Trump, Groenlandia y lo impensable
OPINIÓN

Al final de la Segunda Guerra Mundial, Winston Churchill puso en marcha la planificación de una última operación militar: la Operación Impensable. La idea era que el poder combinado de los Estados Unidos y Gran Bretaña, apoyado por los últimos restos del ejército alemán, continuara el combate para derrotar a las fuerzas soviéticas y expulsarlas de Europa. En efecto, era una operación impensable e irrealizable.
Hoy, 80 años después del final de la Segunda Guerra Mundial, vivimos en un mundo en el que lo impensable se ha vuelto cotidiano.
Pero no nos engañemos. Donald Trump bebe de una tradición en la política estadounidense que tuvo su época dorada entre finales del siglo XIX y principios del siglo XX, con presidencias como las de McKinley y Teddy Roosevelt. Fue la era de la diplomacia de las cañoneras y de la diplomacia del Gran Garrote. Cometeríamos un error si interpretásemos a Donald Trump como algo exclusivamente nuevo. Sus formas imposibles y su discurso de cowboy beben de una tradición política que no es inédita y que regresa con fuerza, aupada por los perturbadores sueños de una oligarquía tecnológica y las pesadillas de una sociedad rota.
El caso de Groenlandia es, sin lugar a dudas, paradigmático. Con una extensión descomunal, una ubicación estratégica, grandes recursos y la singularidad de contar con una población equivalente a la de una pequeña capital de provincia española, Groenlandia es ya, en gran medida, un área de expansión del poder estadounidense, tanto por su presencia militar como por el hecho de que Dinamarca —el país al que hoy pertenece— es un aliado histórico de EE.UU.
Pero Trump quiere más.
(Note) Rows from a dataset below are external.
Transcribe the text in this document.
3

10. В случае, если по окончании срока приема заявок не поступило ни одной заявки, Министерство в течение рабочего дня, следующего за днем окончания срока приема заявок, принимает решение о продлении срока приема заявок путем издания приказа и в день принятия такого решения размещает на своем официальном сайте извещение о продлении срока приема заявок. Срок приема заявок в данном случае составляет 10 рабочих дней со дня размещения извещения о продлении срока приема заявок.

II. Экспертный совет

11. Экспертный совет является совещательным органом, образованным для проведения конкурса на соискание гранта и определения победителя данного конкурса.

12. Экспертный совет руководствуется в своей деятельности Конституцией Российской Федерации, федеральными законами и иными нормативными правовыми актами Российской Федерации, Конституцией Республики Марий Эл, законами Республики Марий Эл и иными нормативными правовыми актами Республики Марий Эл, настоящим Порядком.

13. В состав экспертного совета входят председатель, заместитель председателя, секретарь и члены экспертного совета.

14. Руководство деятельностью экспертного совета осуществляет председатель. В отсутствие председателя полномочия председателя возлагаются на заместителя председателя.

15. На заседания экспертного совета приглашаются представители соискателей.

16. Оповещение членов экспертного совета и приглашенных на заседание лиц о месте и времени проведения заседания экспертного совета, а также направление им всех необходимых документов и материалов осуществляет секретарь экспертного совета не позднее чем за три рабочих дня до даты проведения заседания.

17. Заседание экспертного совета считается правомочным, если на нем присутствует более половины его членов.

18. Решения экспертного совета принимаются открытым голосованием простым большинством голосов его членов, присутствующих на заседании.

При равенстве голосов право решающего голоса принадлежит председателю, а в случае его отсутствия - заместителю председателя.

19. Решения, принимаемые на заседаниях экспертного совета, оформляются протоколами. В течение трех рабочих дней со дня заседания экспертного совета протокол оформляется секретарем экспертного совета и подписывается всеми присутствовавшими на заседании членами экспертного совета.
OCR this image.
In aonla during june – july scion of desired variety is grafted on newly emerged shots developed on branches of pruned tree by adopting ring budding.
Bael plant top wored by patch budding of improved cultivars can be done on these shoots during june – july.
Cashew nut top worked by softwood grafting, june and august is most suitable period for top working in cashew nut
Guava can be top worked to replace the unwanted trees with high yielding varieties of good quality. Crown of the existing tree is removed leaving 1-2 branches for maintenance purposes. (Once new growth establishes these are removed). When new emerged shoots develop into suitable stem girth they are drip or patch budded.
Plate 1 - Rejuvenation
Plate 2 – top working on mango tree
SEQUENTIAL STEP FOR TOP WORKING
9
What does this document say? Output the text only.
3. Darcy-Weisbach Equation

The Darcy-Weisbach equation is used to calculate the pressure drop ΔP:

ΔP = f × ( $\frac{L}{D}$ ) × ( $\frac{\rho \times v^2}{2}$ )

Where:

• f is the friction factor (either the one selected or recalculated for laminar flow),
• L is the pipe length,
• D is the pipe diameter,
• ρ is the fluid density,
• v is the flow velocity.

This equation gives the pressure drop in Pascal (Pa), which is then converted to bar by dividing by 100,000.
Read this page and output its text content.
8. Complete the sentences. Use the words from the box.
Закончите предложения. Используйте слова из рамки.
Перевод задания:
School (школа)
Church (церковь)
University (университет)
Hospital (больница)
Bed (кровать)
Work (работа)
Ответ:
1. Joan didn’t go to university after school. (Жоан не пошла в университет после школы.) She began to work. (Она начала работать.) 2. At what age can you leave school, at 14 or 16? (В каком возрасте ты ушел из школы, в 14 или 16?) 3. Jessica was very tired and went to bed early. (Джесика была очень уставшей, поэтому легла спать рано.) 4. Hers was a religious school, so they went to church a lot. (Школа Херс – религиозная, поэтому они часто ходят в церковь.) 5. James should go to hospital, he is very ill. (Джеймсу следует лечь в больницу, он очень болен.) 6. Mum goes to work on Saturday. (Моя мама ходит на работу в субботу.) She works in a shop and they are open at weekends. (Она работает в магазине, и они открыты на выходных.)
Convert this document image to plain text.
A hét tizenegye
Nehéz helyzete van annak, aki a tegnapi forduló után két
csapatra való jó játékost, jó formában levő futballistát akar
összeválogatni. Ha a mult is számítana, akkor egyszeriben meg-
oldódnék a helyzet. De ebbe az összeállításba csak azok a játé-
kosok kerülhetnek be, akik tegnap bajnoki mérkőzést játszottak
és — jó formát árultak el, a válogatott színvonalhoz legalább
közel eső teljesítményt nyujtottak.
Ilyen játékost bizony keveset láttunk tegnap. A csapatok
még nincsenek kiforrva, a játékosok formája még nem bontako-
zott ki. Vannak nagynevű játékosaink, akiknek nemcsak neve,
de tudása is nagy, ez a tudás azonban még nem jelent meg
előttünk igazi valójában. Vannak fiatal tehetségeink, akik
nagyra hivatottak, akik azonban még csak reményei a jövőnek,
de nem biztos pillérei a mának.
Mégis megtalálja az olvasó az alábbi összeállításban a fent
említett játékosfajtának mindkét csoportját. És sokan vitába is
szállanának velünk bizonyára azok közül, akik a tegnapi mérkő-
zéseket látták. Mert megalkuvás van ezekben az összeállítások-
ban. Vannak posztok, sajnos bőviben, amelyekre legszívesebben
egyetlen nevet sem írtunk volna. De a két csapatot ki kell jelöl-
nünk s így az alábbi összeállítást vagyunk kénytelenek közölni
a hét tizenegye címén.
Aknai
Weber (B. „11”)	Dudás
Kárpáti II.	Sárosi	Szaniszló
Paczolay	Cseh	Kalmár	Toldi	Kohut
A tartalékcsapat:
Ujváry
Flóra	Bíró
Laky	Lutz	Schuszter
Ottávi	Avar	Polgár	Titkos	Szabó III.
Detrás de su discurso bull rider se oculta la certeza, compartida por la Administración estadounidense a largo plazo, de que el Ártico es y será, cada vez más, una de las zonas de conflicto geopolítico y de beneficio económico más importantes de las próximas décadas. En este nuevo reñidero confluyen los intereses de distintas naciones y de tres grandes potencias: Rusia, China y Estados Unidos, que recientemente se ha declarado potencia ártica. Todo ello ante la medrosa mirada de la Unión Europea.
En medio de este tablero, Groenlandia. El resultado de las elecciones de esta semana supone un vuelco político histórico: los partidos tradicionales en el Gobierno han pasado a situarse como tercera y cuarta fuerza, mientras que el conservadurismo moderado de Demokraatik ha emergido con fuerza. Este partido aspira a un camino sensato y pausado hacia la independencia, una vía alejada de la que postula la segunda fuerza, Naleraq, partidaria de una ruptura rápida con Dinamarca y de un acercamiento a otros Estados. Todo dependerá ahora de cómo se configure la nueva coalición de gobierno.
Pero, si sumamos los votos de todos aquellos que, aun considerando la independencia un elemento central de la política groenlandesa, han optado por la moderación, la mesura y una transición dilatada en el tiempo, parece evidente que, en este año de excesos, Groenlandia se presenta como una pequeña excepción.
Todo ello va en contra de los designios de Donald Trump. Las diatribas anexionistas del presidente han hecho que, como nunca antes en la historia, el mundo haya seguido de cerca los resultados electorales de Groenlandia: el vasto y desolado hogar de una pequeña población de poco más de 50.000 habitantes, que han votado con la mirada puesta, sin lugar a dudas, en las ambiciones del gigante americano, pero también en sus muchos problemas cotidianos, que son los que realmente marcan el devenir de sus vidas.
Está por ver qué hará Donald Trump ahora y si, detrás de su discurso imposible, existe una capacidad o una voluntad real de cambiar el curso de la historia de Groenlandia y hacer un siniestro honor a esta era de lo impensable.